Disease Diagnosis with Deep Learning

A symptom-checker built around a Dense Neural Network implemented from scratch in MATLAB.

Project overview. This project addresses the critical issue of medical misdiagnosis by developing an AI-powered symptom checker. To ensure a deep understanding of the underlying mathematics, the Deep Neural Network (DNN) and backpropagation algorithms were implemented entirely from scratch in MATLAB, without relying on high-level deep-learning toolkits.

Introduction

Misdiagnosis is a pervasive issue in modern healthcare. Studies indicate that approximately 11% of medical problems result in a misdiagnosis, leading to nearly 795,000 instances of permanent disability or death annually in the United States alone.

The goal of this project was to create a decision-support system that can identify complex patterns between symptoms and diseases. By acting as a “second opinion,” such a system allows medical professionals (and patients) to explore a wider range of diagnostic possibilities, particularly for infrequent diseases that might otherwise be overlooked.

Methodology

1. Data preprocessing

The model was trained on a dataset of 41 diseases and 131 unique symptoms across 4920 datapoints. The raw data required significant preprocessing:

  • Mapping — diseases converted to index representations; symptoms encoded as numerical features.
  • One-hot encoding — labels (diseases) one-hot encoded. For disease index 2, the label vector becomes:

    \[y = [0, 1, 0, 0, \dots, 0]\]
  • Train/test split — randomized to ensure generalization.

Dataset dataframe and disease list

Figure 1: Snapshot of the raw dataframe (left) and the list of possible diseases (right).

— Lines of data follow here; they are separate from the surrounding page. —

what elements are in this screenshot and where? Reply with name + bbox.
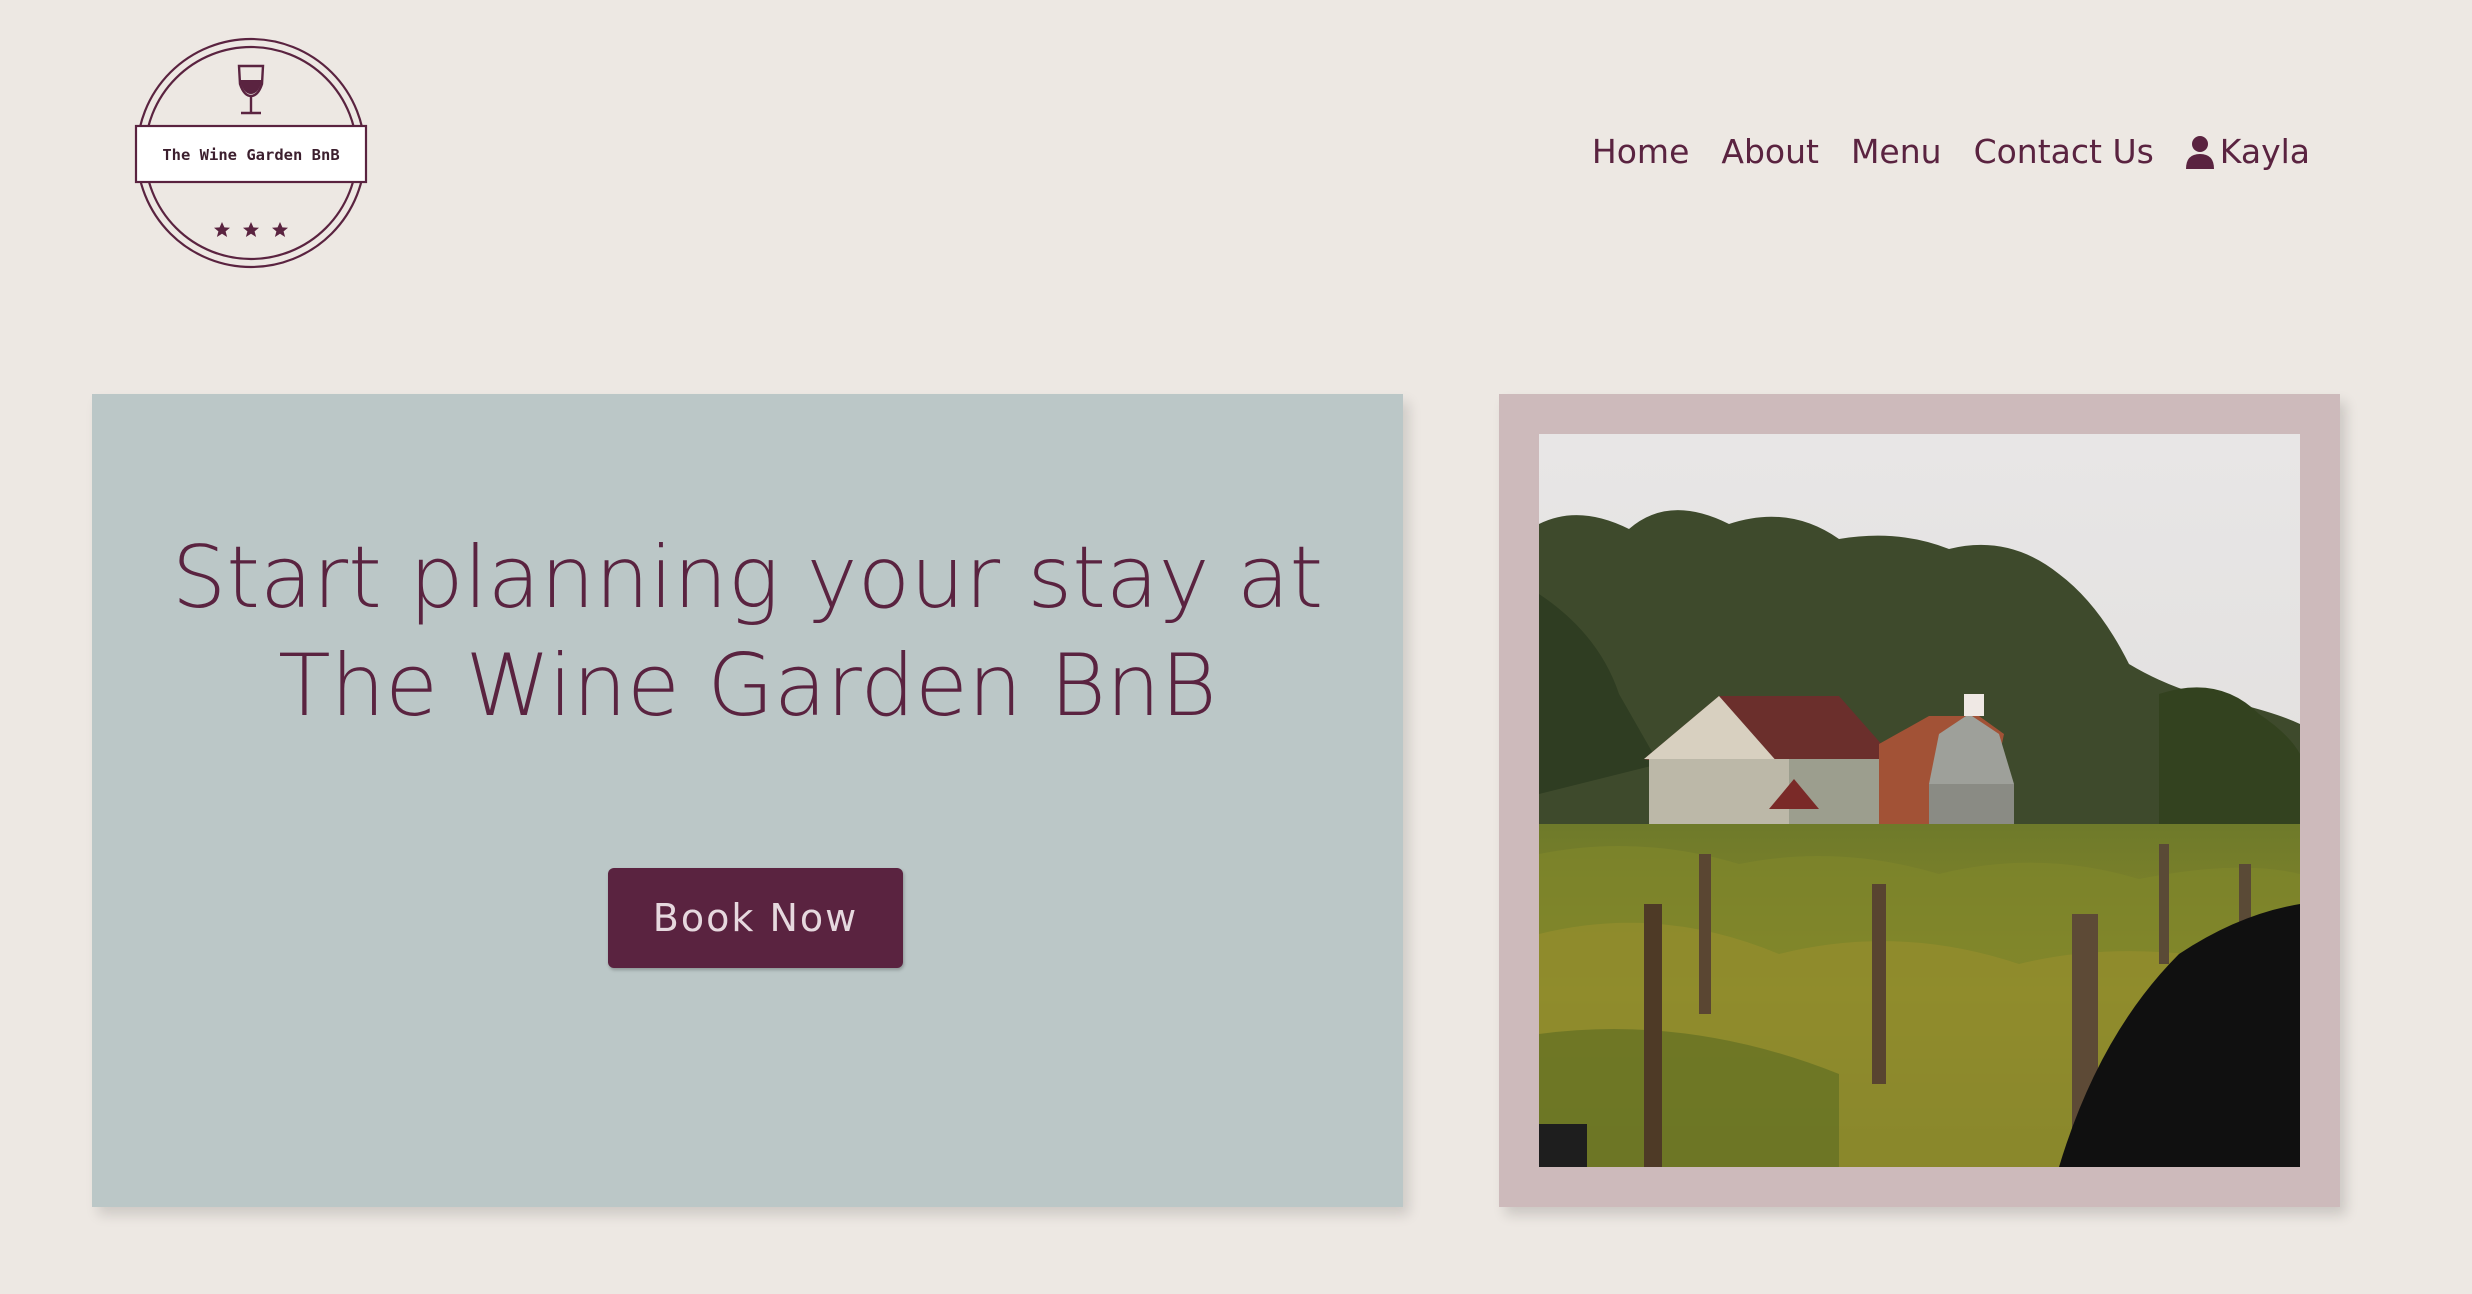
nav-contact-link[interactable]: Contact Us — [1974, 128, 2154, 176]
nav-user-name: Kayla — [2219, 132, 2310, 171]
hero-title-line-2: The Wine Garden BnB — [278, 636, 1217, 736]
main-nav: Home About Menu Contact Us Kayla — [1592, 128, 2310, 176]
vineyard-house-image — [1539, 434, 2300, 1167]
vineyard-photo-frame — [1499, 394, 2340, 1207]
brand-logo[interactable]: The Wine Garden BnB — [134, 36, 368, 270]
user-icon — [2185, 136, 2214, 169]
nav-about-link[interactable]: About — [1721, 128, 1819, 176]
book-now-button[interactable]: Book Now — [608, 868, 903, 968]
nav-menu-link[interactable]: Menu — [1851, 128, 1942, 176]
nav-home-link[interactable]: Home — [1592, 128, 1689, 176]
star-icon — [214, 222, 288, 237]
nav-user-account[interactable]: Kayla — [2185, 128, 2310, 176]
brand-logo-text: The Wine Garden BnB — [162, 146, 339, 164]
hero-title: Start planning your stay at The Wine Gar… — [92, 524, 1403, 740]
vineyard-photo — [1539, 434, 2300, 1167]
hero-panel: Start planning your stay at The Wine Gar… — [92, 394, 1403, 1207]
hero-title-line-1: Start planning your stay at — [171, 528, 1324, 628]
brand-logo-badge: The Wine Garden BnB — [134, 37, 368, 269]
wine-glass-icon — [237, 64, 265, 115]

2. Deep learning from scratch

To master fundamentals, I avoided standard libraries (PyTorch, TensorFlow) for the core model logic. Instead I implemented the network architecture manually in MATLAB — coding the matrix operations for the forward pass and deriving the gradients for backpropagation by hand.

The network is a Dense Neural Network with:

  • Input layer — 131 nodes (one per symptom)
  • Hidden layers — fully connected with learnable weights and biases
  • Output layer — 41 nodes (one per disease) with Softmax activation

Dense neural network architecture

Figure 2: The properties of the custom Neural Network class implemented from scratch.

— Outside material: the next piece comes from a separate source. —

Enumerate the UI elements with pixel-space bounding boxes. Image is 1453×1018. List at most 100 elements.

3. Interactive application

The trained model was deployed into a MATLAB App Designer interface that lets users select symptoms from a checklist and receive a real-time diagnosis.

Disease diagnoser UI

Figure 3: The UI allowing users to select symptoms.

Results and discussion

Performance

The model achieved near-perfect accuracy on the testing set within the scope of the provided dataset. However, accuracy in a controlled environment can be misleading when applied to real-world medical diagnostics.

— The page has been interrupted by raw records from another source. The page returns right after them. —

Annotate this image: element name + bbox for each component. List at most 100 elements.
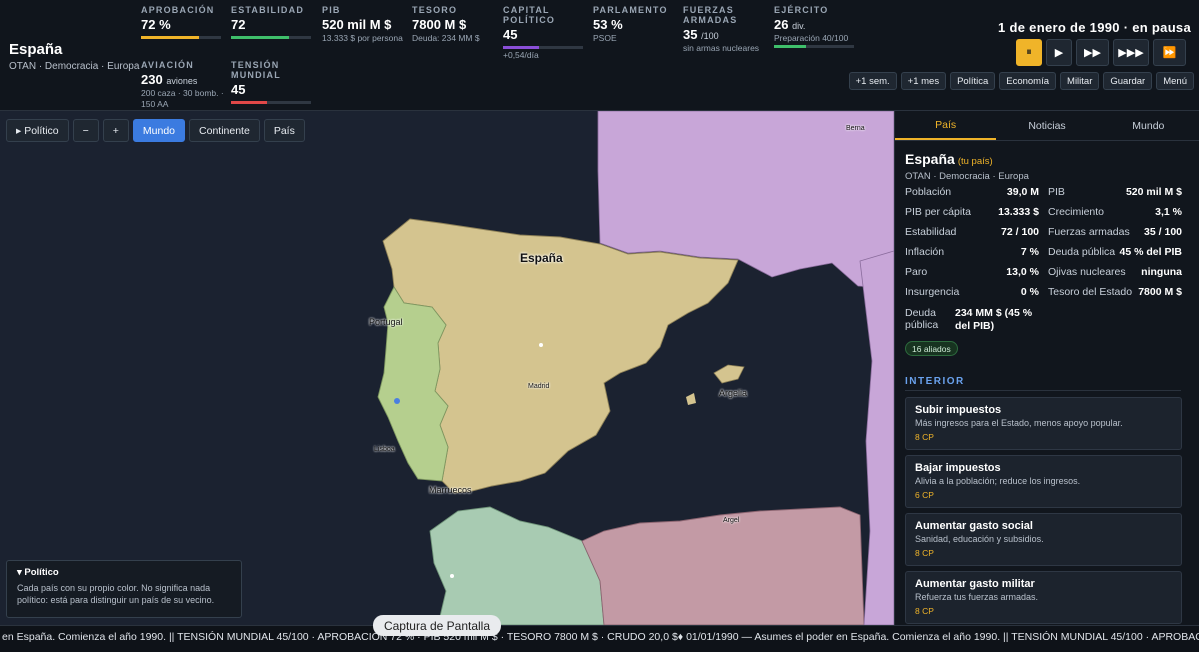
map-label-berna: Berna bbox=[846, 125, 865, 132]
stat-sub: Deuda: 234 MM $ bbox=[412, 33, 480, 43]
card-description: Refuerza tus fuerzas armadas. bbox=[915, 592, 1039, 602]
stat-approval: APROBACIÓN 72 % bbox=[141, 5, 229, 39]
tab-world[interactable]: Mundo bbox=[1098, 111, 1199, 140]
army-readiness-bar bbox=[774, 45, 854, 48]
advance-month-button[interactable]: +1 mes bbox=[900, 72, 947, 90]
world-tension-bar bbox=[231, 101, 311, 104]
stat-value: ninguna bbox=[1141, 266, 1182, 278]
stat-sub: Preparación 40/100 bbox=[774, 33, 849, 43]
fast-forward-button[interactable]: ▶▶ bbox=[1076, 39, 1109, 66]
stat-value: 230 aviones bbox=[141, 72, 229, 87]
country-header: España OTAN · Democracia · Europa bbox=[9, 41, 139, 72]
card-title: Subir impuestos bbox=[915, 404, 1002, 416]
stat-label: TENSIÓN MUNDIAL bbox=[231, 60, 281, 80]
military-button[interactable]: Militar bbox=[1060, 72, 1100, 90]
tab-country[interactable]: País bbox=[895, 111, 997, 140]
stat-value: 45 bbox=[503, 27, 518, 42]
panel-country-name: España bbox=[905, 151, 955, 167]
economy-button[interactable]: Economía bbox=[999, 72, 1057, 90]
tab-news[interactable]: Noticias bbox=[996, 111, 1097, 140]
stat-treasury: TESORO 7800 M $ Deuda: 234 MM $ bbox=[412, 5, 500, 44]
stat-label: PIB bbox=[322, 5, 341, 15]
pause-button[interactable]: ⏸ bbox=[1016, 39, 1042, 66]
fastest-button[interactable]: ▶▶▶ bbox=[1113, 39, 1149, 66]
stat-value: 13.333 $ bbox=[998, 206, 1039, 218]
stat-label: CAPITAL POLÍTICO bbox=[503, 5, 556, 25]
zoom-out-button[interactable]: − bbox=[72, 119, 99, 142]
stat-label: PIB bbox=[1048, 186, 1065, 198]
panel-country-header: España (tu país) OTAN · Democracia · Euro… bbox=[895, 141, 1199, 182]
action-buttons: +1 sem. +1 mes Política Economía Militar… bbox=[848, 72, 1194, 90]
section-title-interior: INTERIOR bbox=[905, 376, 965, 387]
stat-sub: 200 caza · 30 bomb. · 150 AA bbox=[141, 88, 224, 109]
zoom-in-button[interactable]: + bbox=[102, 119, 129, 142]
speed-controls: ⏸ ▶ ▶▶ ▶▶▶ ⏩ bbox=[1016, 39, 1186, 66]
view-continent-button[interactable]: Continente bbox=[189, 119, 260, 142]
map-canvas[interactable] bbox=[0, 111, 894, 625]
stat-stability: ESTABILIDAD 72 bbox=[231, 5, 319, 39]
screenshot-button[interactable]: Captura de Pantalla bbox=[373, 615, 501, 636]
stat-value: 0 % bbox=[1020, 286, 1039, 298]
stat-unit: /100 bbox=[701, 31, 719, 41]
panel-tabs: País Noticias Mundo bbox=[895, 111, 1199, 141]
your-country-tag: (tu país) bbox=[957, 156, 993, 167]
stat-label: PARLAMENTO bbox=[593, 5, 668, 15]
play-button[interactable]: ▶ bbox=[1046, 39, 1072, 66]
action-card-military-spending[interactable]: Aumentar gasto militar Refuerza tus fuer… bbox=[905, 571, 1182, 624]
allies-badge[interactable]: 16 aliados bbox=[905, 341, 958, 356]
game-date-status: 1 de enero de 1990 · en pausa bbox=[998, 20, 1191, 35]
stat-number: 26 bbox=[774, 17, 789, 32]
world-map[interactable]: Berna España Portugal Madrid Argelia Lis… bbox=[0, 111, 894, 625]
stat-label: Paro bbox=[905, 266, 928, 278]
stat-sub: sin armas nucleares bbox=[683, 43, 760, 53]
save-button[interactable]: Guardar bbox=[1103, 72, 1153, 90]
stat-label: Población bbox=[905, 186, 952, 198]
stat-label: FUERZAS ARMADAS bbox=[683, 5, 738, 25]
section-divider bbox=[905, 390, 1181, 391]
legend-toggle[interactable]: ▾ Político bbox=[17, 567, 231, 578]
map-label-madrid: Madrid bbox=[528, 383, 550, 390]
political-capital-bar bbox=[503, 46, 583, 49]
card-cost: 8 CP bbox=[915, 432, 934, 442]
view-world-button[interactable]: Mundo bbox=[132, 119, 186, 142]
card-description: Más ingresos para el Estado, menos apoyo… bbox=[915, 418, 1123, 428]
advance-week-button[interactable]: +1 sem. bbox=[848, 72, 897, 90]
stat-value: 45 % del PIB bbox=[1119, 246, 1182, 258]
action-card-lower-taxes[interactable]: Bajar impuestos Alivia a la población; r… bbox=[905, 455, 1182, 508]
map-label-algeria: Argelia bbox=[719, 388, 748, 398]
stat-value: 53 % bbox=[593, 17, 623, 32]
stat-label: Crecimiento bbox=[1048, 206, 1105, 218]
news-ticker: en España. Comienza el año 1990. || TENS… bbox=[0, 625, 1199, 652]
stat-value: 7800 M $ bbox=[412, 17, 467, 32]
stat-value: 26 div. bbox=[774, 17, 862, 32]
map-label-morocco: Marruecos bbox=[429, 485, 472, 495]
stat-value: 3,1 % bbox=[1155, 206, 1182, 218]
country-name: España bbox=[9, 41, 63, 58]
legend-description: Cada país con su propio color. No signif… bbox=[17, 583, 215, 605]
stat-value: 234 MM $ (45 % del PIB) bbox=[955, 307, 1033, 332]
stat-label: ESTABILIDAD bbox=[231, 5, 305, 15]
panel-title: España (tu país) bbox=[905, 151, 1189, 169]
country-panel: País Noticias Mundo España (tu país) OTAN… bbox=[894, 111, 1199, 625]
stat-unit: div. bbox=[792, 21, 806, 31]
stat-label: AVIACIÓN bbox=[141, 60, 194, 70]
menu-button[interactable]: Menú bbox=[1156, 72, 1194, 90]
skip-button[interactable]: ⏩ bbox=[1153, 39, 1186, 66]
stat-value: 35 /100 bbox=[683, 27, 749, 42]
card-cost: 8 CP bbox=[915, 606, 934, 616]
stat-world-tension: TENSIÓN MUNDIAL 45 bbox=[231, 60, 319, 104]
stability-bar bbox=[231, 36, 311, 39]
political-layer-toggle[interactable]: ▸ Político bbox=[6, 119, 69, 142]
politics-button[interactable]: Política bbox=[950, 72, 996, 90]
action-card-social-spending[interactable]: Aumentar gasto social Sanidad, educación… bbox=[905, 513, 1182, 566]
view-country-button[interactable]: País bbox=[263, 119, 305, 142]
action-card-raise-taxes[interactable]: Subir impuestos Más ingresos para el Est… bbox=[905, 397, 1182, 450]
stat-armed-forces: FUERZAS ARMADAS 35 /100 sin armas nuclea… bbox=[683, 5, 759, 54]
stat-aviation: AVIACIÓN 230 aviones 200 caza · 30 bomb.… bbox=[141, 60, 229, 110]
panel-country-subtitle: OTAN · Democracia · Europa bbox=[905, 171, 1029, 182]
stat-value: 13,0 % bbox=[1006, 266, 1039, 278]
stat-value: 72 bbox=[231, 17, 246, 32]
card-description: Alivia a la población; reduce los ingres… bbox=[915, 476, 1081, 486]
stat-political-capital: CAPITAL POLÍTICO 45 +0,54/día bbox=[503, 5, 583, 61]
stat-value: 72 % bbox=[141, 17, 171, 32]
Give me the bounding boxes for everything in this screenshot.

The Softmax-vs-Sigmoid dilemma

A significant finding was the limitation of using Softmax for this task. Softmax enforces that the sum of probabilities across all classes equals 1:

\[\sigma(z)_i = \frac{e^{z_i}}{\sum_{j=1}^K e^{z_j}}\]

This setup treats the problem as multi-class classification (the patient has exactly one disease out of 41) rather than multi-label classification (the patient could have comorbidities, or none of the above). To mitigate, I implemented a 70% confidence threshold: predictions below it are discarded.

Sensitivity issues

Due to thresholding and dataset structure, the model sometimes required an excessive number of symptoms to trigger a diagnosis.

Common cold diagnosis example

Figure 4: Diagnosing the common cold required selecting over 10 specific symptoms to cross the confidence threshold.

Key takeaways

  1. Fundamentals matter. Implementing backpropagation and layer logic from scratch provided deeper intuition than using high-level APIs.
  2. Architecture choice. For medical diagnosis, a multi-label approach (Sigmoid per node) is superior to multi-class (Softmax) — it allows independent probabilities per disease.
  3. Data limitations. Real-world deployment would require a vastly larger, more diverse dataset and a probabilistic framework that accounts for rare conditions.